Barangkali,
suatu saat Allah akan menjebak kita untuk jatuh cinta. Pada suatu hari yang
awalnya tidak ingin kita lalui. Pada seseorang yang tidak kusangka akan bertemu dengannya. Dalam sebuah
tempat yang barangkali awalnya sangat tidak ingin kita datangi. Allah akan
menitipkan kepada seseorang, sebuah rasa untuk kita seorang yang -bahkan jika
menggunakan istilah hiperbola- tidak mempan jika dilakukan siapa pun di dunia
ini.
Selanjutnya,
seolah alam berkonspirasi mulai menyusun potongan kisah. Mengambil
sekeping-sekeping mozaik yang tercecer sejauh ini. Barangkali dengan tiba-tiba,
kita akan digerakan oleh sebuah kekuatan di luar nalar. Jalan terbentang, Allah
melembutkan hati-hati di sekeliling kita untuk merestui. Tentang seseorang,
yang sangat takut kusebut namanya dalam doa pun. Tapi aku lupa, Allah mendengar
apa yang tidak aku katakan.
Kita akan
menapak sebuah jalan yang orang-orang sebut pernikahan. Dengan seseorang yang
selanjutnya membuat kita sadar : Allah terlampau. Meski dengan kekurangannya,
dan serba keterbalikannya dengan kita. Persis cara Yin terhadap Yang, dia
menyeimbangkan.
Barangkali
benar, pernikahan tak pernah mudah. Dia mungkin saja menjadi orang paling keras
kepala untuk kita takhlukkan. Semua bisa saja menjadi begitu sulit. tapi jika
mau belajar, dialah orang yang karenanya kita mau belajar lebih banyak lagi.

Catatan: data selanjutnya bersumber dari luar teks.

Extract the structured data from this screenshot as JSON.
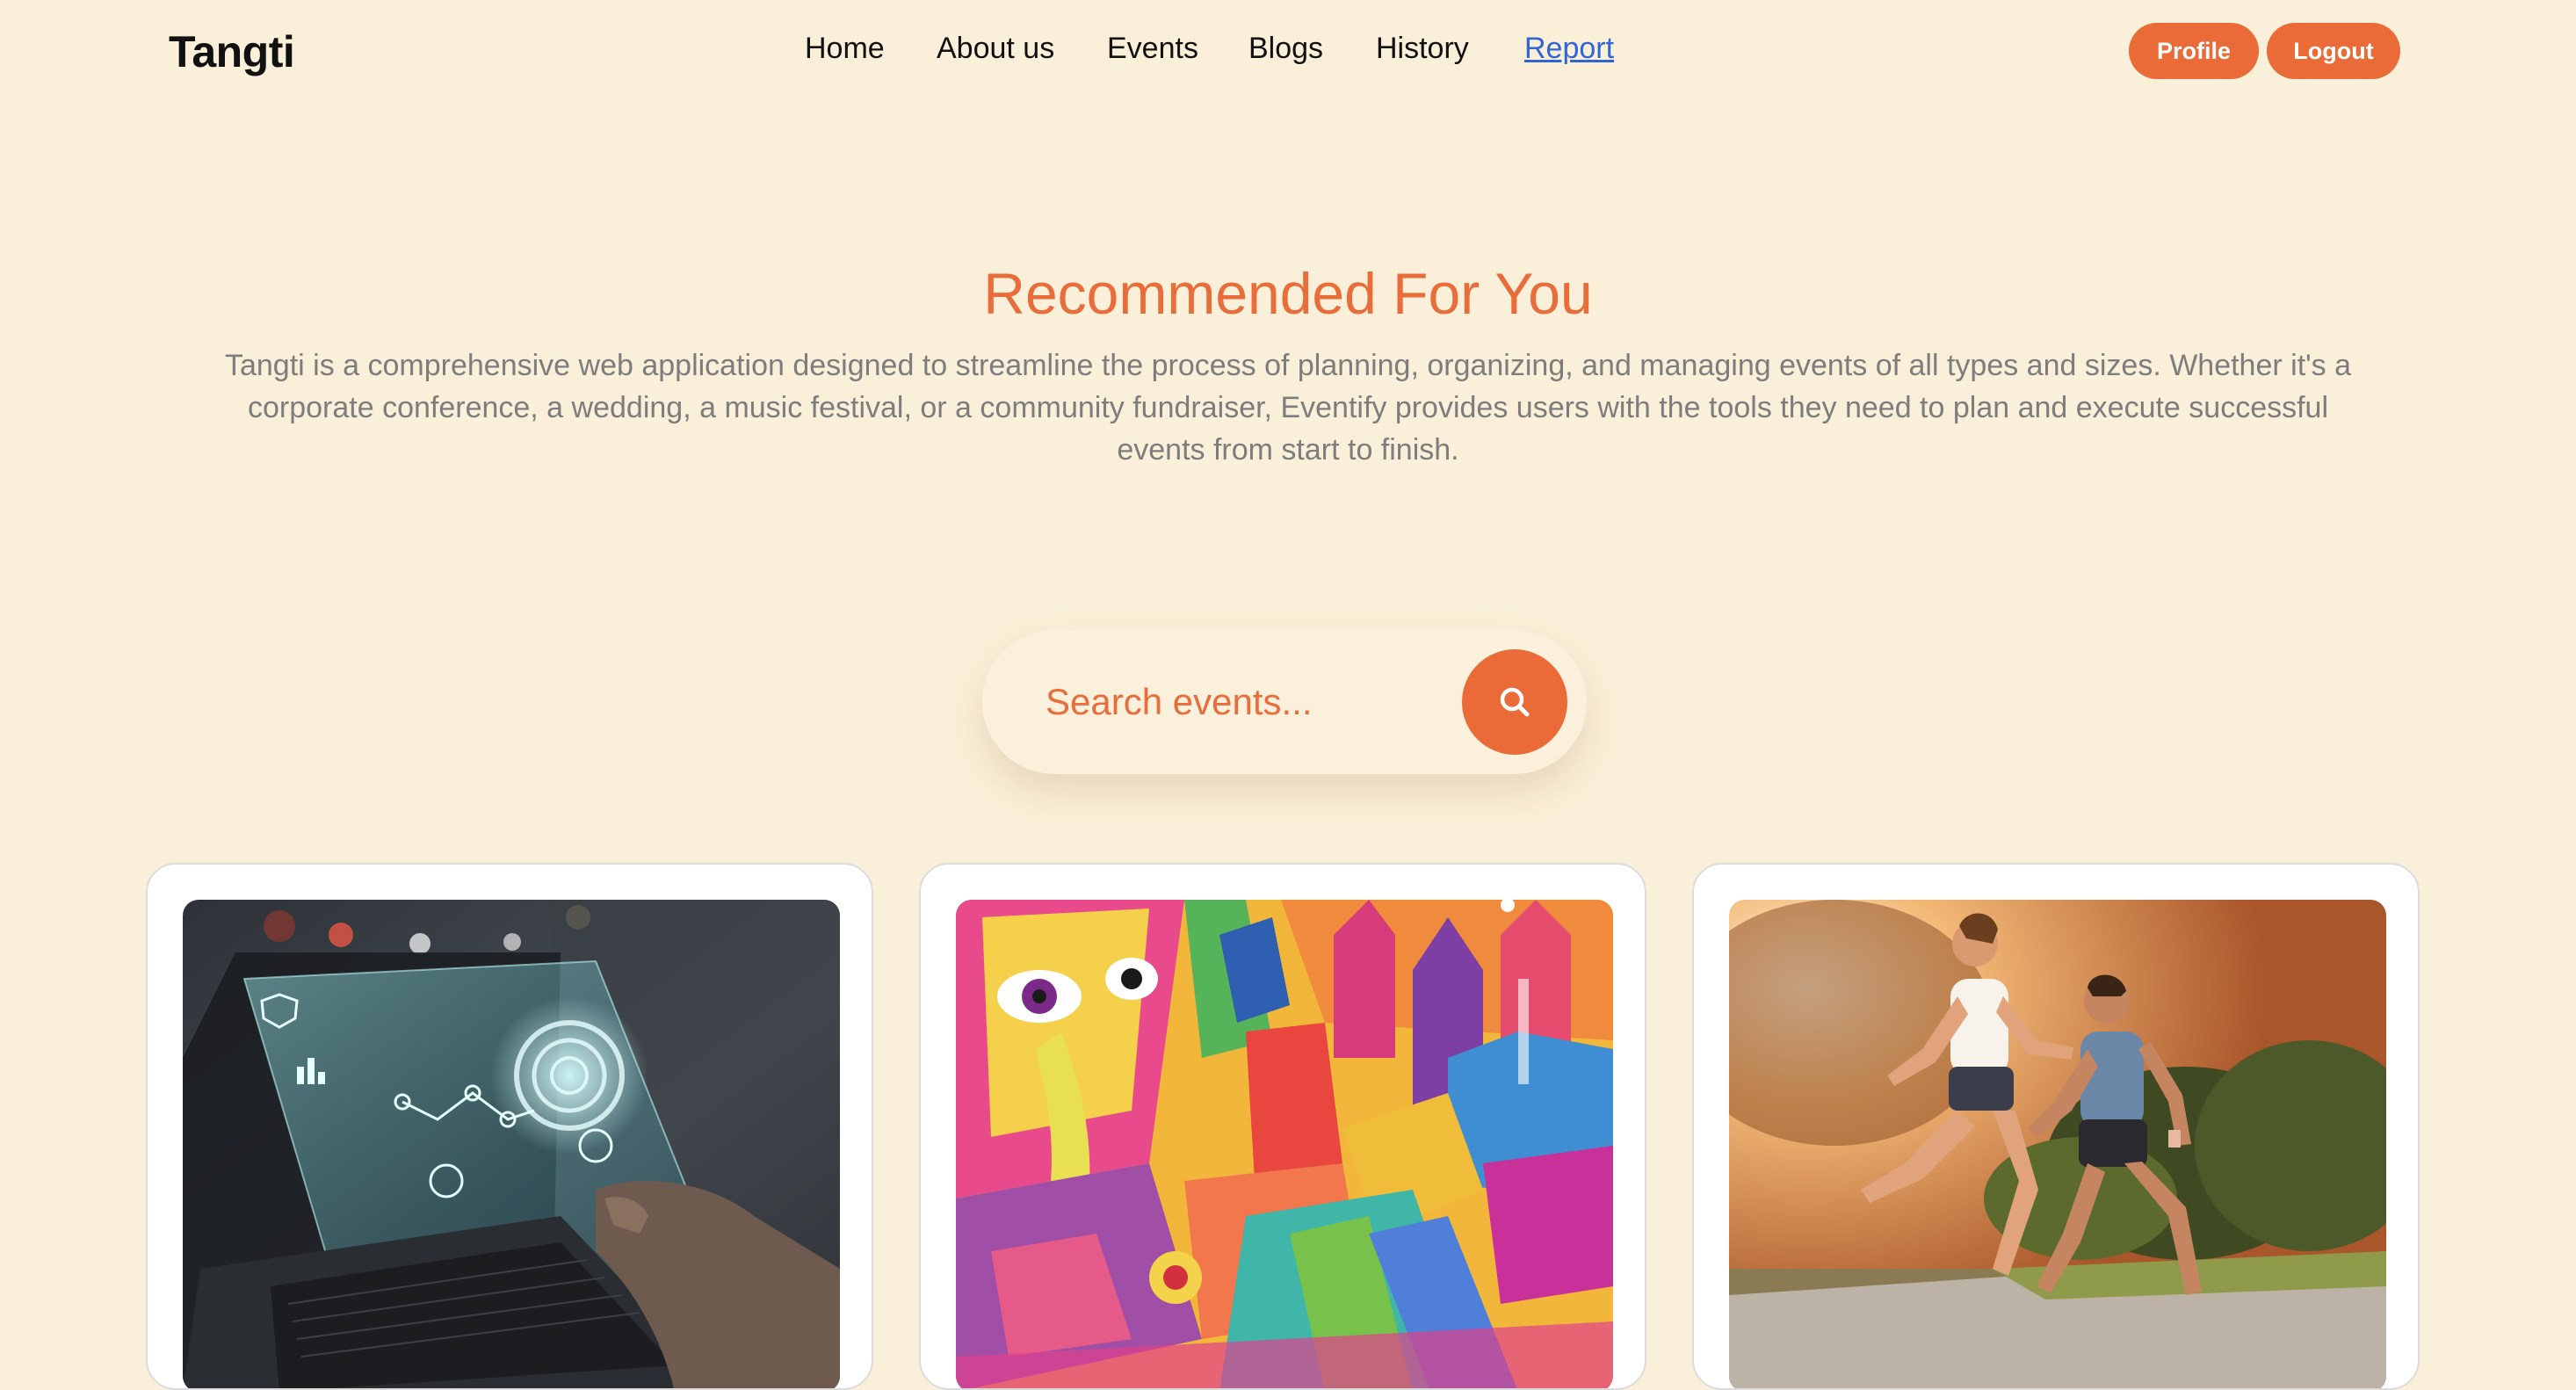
{
  "brand": "Tangti",
  "nav": {
    "items": [
      {
        "label": "Home"
      },
      {
        "label": "About us"
      },
      {
        "label": "Events"
      },
      {
        "label": "Blogs"
      },
      {
        "label": "History"
      },
      {
        "label": "Report",
        "active": true
      }
    ]
  },
  "actions": {
    "profile_label": "Profile",
    "logout_label": "Logout"
  },
  "hero": {
    "title": "Recommended For You",
    "description": "Tangti is a comprehensive web application designed to streamline the process of planning, organizing, and managing events of all types and sizes. Whether it's a corporate conference, a wedding, a music festival, or a community fundraiser, Eventify provides users with the tools they need to plan and execute successful events from start to finish."
  },
  "search": {
    "placeholder": "Search events...",
    "icon": "search-icon"
  },
  "cards": [
    {
      "image": "laptop-technology-photo"
    },
    {
      "image": "colorful-indian-art-photo"
    },
    {
      "image": "runners-park-photo"
    }
  ],
  "colors": {
    "background": "#faefd8",
    "accent": "#ea6b37",
    "title": "#e96d3a",
    "body_text": "#7d7d7d",
    "active_link": "#2f66d4"
  }
}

Dia barangkali menjadi manusia paling sulit, tapi paling ingin kita bahagiakan.
Melakukan hal seremeh apa pun mempertimbangkan perasaannya, dan
memperlakukannya lebih special dari siapa pun di bumi ini.
Kita (kamu
dan dia) akan terus menua. Jika kita hidup dengan baik, kita akan saling jatuh
cinta setiap hari. Bukan karena apa, tapi karena kita sama-sama tahu bahwa
cinta bukan untuk dicari, tapi untuk diciptakan. Lalu pelan-pelan kita sadar,
kuasa Allah mengatur segalanya. Kekuranganmu di sisi ini, untuk melengkapi
kekurangannya di sisi yang lain, terus seperti itu.
Lalu kita
sama-sama menyadari, kesuksesan keluarga telah kita miliki jauh-jauh hari. Kita
sudah sukses, hanya kita belum sadar. Bahwa sejauh kita berhasil membanyakkan
terimakasih atas apa yang Allah beri, kita akan menjadi orang yang paling
sukses.
Hingga pada
ujungnya, ketika kita sama-sama benar-benar tua. Hal yang diam-diam kita
khawatirkan adalah kehilangan satu sama lain : itu lebih menakutkan dari sebuah
kematian itu sendiri. Mungkin kita akan saling berharap, agar mati lebih dahulu
saja agar tak perlu mengalami sakitnya kehilangan. Kita akan takut, takut,
takut sekali berpisah. Hingga kita berdoa, berdoa, dan berdoa. Bukan untuk
dijauhkan dari kematian, tapi disatukan kembali setelah melalui kematian, di
sebuah alam keabadian : surge-Nya Yangmaha Agung.
Pada akhirnya
kita sama-sama sadar, saling mengingatkan, menguatkan, membaik satu sama lain.
Agar Allah berbaik hati mengumpulkan kita di Jannah-Nya.